Il coraggio dell’Università di Pisa e la cultura ostaggio della politica

di EDOARDO CAPPELLI – La moda non risparmia neppure la Normale che mette al bando Israele, a differenza dell’Università di Pisa.

Due approcci diametralmente opposti, rispetto ai rapporti con Israele, sono quelli che hanno viste contrapposte la Scuola Normale Superiore e l’Università di Pisa (Unipi).

La Scuola Normale, come già prima di lei avevano fatto le Università di Torino e Bari, ha cancellato la propria collaborazione con lo stato ebraico, a causa degli eventi verificatisi in Medio Oriente dopo il 7 ottobre.

Unipi, l’altra università di Pisa, attraverso le parole del rettore dell’ateneo Riccardo Zucchi, ha invece affermato la propria contrarietà al bando. Il rettore ha ribadito che l’obiettivo dell’istruzione è quello di favorire lo sviluppo della cultura e della collaborazione reciproca tra Paesi diversi.

La decisione adottata dalla Scuola Normale, presa seguendo l’infelice esempio di diverse altre università italiane, sarebbe ridicola se non fosse vergognosa perché manifesta una posizione assolutamente unilaterale che si è ritenuto giusto assumere contro lo Stato ebraico.

Le reazioni di imbarazzo non sono mancate, seppur soltanto da una parte minoritaria del corpo dei docenti universitari. 

In Italia ci sono Università che hanno accordi di collaborazione con atenei di “Stati canaglia” quali Corea del Nord, Iran e Russia. Ciò non deve destare stupore, perché le colpe dei governanti non possono ricadere su studenti e professori innocenti: caso emblematico è quello della Sapienza di Roma, che ha concluso gli accordi con Israele ma continua a mantenerne con l’Iran.

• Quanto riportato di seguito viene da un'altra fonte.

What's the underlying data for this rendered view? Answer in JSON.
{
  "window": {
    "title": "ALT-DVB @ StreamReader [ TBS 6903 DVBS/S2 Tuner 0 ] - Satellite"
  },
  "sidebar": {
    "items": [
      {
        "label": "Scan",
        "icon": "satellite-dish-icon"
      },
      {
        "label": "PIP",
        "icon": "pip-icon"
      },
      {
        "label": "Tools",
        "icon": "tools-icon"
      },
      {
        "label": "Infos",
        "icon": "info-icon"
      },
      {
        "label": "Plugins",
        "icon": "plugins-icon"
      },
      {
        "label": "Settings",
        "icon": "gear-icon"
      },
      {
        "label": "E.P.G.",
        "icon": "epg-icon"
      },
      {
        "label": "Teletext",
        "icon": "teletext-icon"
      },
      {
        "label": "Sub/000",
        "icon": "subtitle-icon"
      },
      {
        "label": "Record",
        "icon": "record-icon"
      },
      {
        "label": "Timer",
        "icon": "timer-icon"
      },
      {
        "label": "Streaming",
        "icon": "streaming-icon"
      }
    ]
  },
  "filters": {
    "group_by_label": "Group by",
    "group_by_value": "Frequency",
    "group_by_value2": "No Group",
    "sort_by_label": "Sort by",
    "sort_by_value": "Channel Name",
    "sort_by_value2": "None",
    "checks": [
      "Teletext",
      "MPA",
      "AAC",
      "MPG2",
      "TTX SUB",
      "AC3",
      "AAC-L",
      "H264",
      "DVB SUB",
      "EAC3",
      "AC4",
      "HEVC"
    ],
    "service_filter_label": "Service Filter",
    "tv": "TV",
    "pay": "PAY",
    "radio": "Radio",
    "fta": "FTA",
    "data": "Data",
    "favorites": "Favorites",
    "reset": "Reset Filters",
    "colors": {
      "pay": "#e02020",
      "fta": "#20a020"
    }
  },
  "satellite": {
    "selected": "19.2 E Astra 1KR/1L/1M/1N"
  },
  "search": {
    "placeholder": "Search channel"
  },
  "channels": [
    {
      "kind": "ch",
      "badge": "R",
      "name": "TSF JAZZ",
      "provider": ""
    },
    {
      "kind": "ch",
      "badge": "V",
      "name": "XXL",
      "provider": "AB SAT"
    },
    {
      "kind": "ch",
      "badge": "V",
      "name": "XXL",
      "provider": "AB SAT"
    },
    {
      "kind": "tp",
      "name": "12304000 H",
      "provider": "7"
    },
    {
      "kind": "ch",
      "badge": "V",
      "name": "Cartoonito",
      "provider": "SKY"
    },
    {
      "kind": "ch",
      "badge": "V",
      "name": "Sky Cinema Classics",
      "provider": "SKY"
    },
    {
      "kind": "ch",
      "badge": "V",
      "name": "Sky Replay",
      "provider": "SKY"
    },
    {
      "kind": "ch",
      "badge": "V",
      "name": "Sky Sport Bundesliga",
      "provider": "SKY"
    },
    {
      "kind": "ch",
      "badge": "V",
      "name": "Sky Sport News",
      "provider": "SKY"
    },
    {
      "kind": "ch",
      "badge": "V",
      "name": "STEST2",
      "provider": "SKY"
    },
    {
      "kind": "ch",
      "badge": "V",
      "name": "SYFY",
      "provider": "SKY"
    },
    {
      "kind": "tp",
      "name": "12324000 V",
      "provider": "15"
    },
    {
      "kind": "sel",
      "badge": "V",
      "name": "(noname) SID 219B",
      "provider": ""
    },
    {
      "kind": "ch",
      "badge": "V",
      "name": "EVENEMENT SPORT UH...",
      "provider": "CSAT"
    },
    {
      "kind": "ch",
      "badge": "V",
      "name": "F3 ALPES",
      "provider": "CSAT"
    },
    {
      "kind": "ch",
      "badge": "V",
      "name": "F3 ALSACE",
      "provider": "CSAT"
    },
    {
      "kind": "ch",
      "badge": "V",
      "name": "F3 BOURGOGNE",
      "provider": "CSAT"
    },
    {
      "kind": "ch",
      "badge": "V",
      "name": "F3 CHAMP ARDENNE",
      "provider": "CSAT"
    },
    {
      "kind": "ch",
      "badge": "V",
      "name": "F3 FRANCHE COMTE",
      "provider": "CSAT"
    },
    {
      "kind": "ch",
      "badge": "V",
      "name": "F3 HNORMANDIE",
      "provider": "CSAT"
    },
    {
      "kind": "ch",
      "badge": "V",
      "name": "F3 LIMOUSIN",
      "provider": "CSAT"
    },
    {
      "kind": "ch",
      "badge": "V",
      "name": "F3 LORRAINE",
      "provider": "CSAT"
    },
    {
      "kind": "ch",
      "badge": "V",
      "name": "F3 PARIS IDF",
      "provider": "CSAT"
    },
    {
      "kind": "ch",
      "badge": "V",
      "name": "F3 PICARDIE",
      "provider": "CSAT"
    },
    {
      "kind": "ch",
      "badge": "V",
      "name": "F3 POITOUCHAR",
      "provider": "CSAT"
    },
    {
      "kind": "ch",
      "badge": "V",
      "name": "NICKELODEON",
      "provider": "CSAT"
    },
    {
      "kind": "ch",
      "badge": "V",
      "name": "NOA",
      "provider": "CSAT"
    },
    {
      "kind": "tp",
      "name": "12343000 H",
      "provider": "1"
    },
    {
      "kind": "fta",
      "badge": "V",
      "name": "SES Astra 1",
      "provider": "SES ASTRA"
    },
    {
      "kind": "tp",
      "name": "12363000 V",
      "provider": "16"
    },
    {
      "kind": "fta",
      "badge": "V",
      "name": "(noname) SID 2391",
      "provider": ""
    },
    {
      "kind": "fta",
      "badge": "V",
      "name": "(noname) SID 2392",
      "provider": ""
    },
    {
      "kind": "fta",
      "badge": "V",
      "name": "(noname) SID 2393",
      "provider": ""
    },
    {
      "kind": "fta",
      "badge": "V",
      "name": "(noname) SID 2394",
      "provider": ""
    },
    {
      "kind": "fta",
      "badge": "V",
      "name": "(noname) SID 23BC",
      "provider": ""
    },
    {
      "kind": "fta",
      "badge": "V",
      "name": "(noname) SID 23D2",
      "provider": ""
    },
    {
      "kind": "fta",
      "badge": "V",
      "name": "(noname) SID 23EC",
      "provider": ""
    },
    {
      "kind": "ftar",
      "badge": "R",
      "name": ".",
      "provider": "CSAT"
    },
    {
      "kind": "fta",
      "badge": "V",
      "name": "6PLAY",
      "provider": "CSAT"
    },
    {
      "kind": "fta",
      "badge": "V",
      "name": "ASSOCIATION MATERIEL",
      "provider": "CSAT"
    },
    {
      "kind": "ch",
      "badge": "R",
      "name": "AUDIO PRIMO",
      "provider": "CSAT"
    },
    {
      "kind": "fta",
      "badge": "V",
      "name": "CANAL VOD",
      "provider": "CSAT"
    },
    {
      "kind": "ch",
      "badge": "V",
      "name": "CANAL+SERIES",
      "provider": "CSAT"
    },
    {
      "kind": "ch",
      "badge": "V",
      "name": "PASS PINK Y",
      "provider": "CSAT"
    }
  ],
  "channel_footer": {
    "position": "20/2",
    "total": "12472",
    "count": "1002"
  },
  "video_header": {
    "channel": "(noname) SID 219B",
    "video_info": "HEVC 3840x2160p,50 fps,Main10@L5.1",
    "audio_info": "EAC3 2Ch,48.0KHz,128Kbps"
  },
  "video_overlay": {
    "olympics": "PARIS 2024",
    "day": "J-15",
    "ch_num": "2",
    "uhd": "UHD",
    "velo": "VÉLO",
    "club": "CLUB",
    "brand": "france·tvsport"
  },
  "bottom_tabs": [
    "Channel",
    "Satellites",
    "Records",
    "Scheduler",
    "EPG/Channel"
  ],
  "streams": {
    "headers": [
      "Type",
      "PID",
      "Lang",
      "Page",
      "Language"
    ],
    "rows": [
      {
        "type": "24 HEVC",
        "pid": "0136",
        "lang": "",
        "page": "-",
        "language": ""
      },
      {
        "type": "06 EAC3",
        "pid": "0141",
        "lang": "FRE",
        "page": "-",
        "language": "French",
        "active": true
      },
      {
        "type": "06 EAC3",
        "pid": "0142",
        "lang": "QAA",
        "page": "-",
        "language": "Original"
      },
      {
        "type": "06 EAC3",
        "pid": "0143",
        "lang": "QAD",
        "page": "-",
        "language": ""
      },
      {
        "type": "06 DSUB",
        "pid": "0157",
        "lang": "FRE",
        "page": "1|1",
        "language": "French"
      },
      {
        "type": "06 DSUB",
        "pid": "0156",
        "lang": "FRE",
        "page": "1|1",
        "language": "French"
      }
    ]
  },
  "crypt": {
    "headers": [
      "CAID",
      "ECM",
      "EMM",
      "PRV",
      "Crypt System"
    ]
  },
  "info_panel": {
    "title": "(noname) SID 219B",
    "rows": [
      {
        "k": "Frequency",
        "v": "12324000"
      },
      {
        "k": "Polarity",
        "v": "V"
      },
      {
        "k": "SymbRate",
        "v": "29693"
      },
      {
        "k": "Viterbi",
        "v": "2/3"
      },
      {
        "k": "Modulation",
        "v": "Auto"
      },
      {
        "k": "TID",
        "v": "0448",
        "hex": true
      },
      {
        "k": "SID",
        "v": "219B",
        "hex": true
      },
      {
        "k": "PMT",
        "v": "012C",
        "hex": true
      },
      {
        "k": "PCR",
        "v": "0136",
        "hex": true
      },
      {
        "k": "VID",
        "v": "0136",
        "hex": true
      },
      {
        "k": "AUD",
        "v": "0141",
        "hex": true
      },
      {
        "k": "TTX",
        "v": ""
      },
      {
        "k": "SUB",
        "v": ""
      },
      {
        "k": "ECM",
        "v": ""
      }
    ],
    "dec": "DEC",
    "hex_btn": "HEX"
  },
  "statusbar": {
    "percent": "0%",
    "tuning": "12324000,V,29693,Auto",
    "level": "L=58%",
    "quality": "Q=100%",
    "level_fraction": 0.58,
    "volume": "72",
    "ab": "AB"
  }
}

In Iran il diritto allo studio delle donne -soprattutto quello di livello universitario- è fortemente limitato dalle leggi statali ma nessuno sembra essersi sentito in dovere di criticare queste decisioni. Nessun boicottaggio né alcun tipo di occupazione dei rettorati sono stati pianificati.

La Russia ha invaso l’Ucraina due anni fa ma diverse università italiane continuano a mantenere rapporti di collaborazione con i loro atenei: è il caso dell’Università di Torino con quella di Nizhny Novgorod. Anche in questo caso nessuno si è sentito in dovere di protestare, nonostante le condizioni siano analoghe, poiché sia Israele che Ucraina hanno subiti degli attacchi di guerra, anche se spesso si tende a dimenticarlo (o a volerlo dimenticare).

È sacrosanto dire che non devono essere gli studenti a pagare le conseguenze delle azioni dei loro regimi criminali ma allora c’è da chiedersi perché ciò non debba valere per gli studenti israeliani.

Israele è una democrazia liberale, a differenza di Iran e Russia, però da noi gli studenti ebrei sembrano non essere i benvenuti: questo atteggiamento rimanda alla memoria un periodo buio della nostra storia, quando il regime fascista proibiva alle persone di religione ebraica l’accesso e la partecipazione a qualunque tipo di istruzione o pubblico ufficio.

L’Università di Pisa ha preso una posizione sicuramente impopolare ma coraggiosa, in difesa del diritto allo studio e della libertà di insegnamento, sanciti dalla nostra Costituzione.

Per Unipi sarebbe stato sicuramente più conveniente assecondare gli umori di certe aree politiche che proliferano nei vari atenei o appiattirsi alla scellerata decisione dei propri colleghi della Normale ma, fortunatamente, questo non si è verificato.

Tuttavia, il problema relativo ai rapporti tra Israele e le università della nostra regione sembra non finire qui: l’Università di Firenze ha già raccolto una petizione, firmata già da circa 200 membri del corpo docente, tecnico ed amministrativo dell’ateneo, in cui è espressa la volontà di interrompere ogni tipo di rapporto di collaborazione con lo stato ebraico.

Da parte della Regione Toscana, tuttavia, in nessun caso sono arrivati dei moniti di dissenso

Analogamente, i partiti in Parlamento e soprattutto quelli al Governo, non sono stati capaci di schierarsi contro questa decisione miope e scellerata che si sta diffondendo nei vari rettorati universitari in tutta Italia.

I diritti di libertà, tra cui quello allo studio, ancora una volta paiono valere a giorni alterni e solo purché siano conformi agli obiettivi di specifiche aree politiche.

Si grida spesso al razzismo, alle discriminazioni o all’antisemitismo e poi però diventiamo noi i primi carnefici oppure, peggio ancora, ci nascondiamo per timore che la massa ci accusi di essere considerati dei “traditori”: come al solito, però, è l’indifferenza di chi può agire e non lo fa a permettere il trionfo del Male.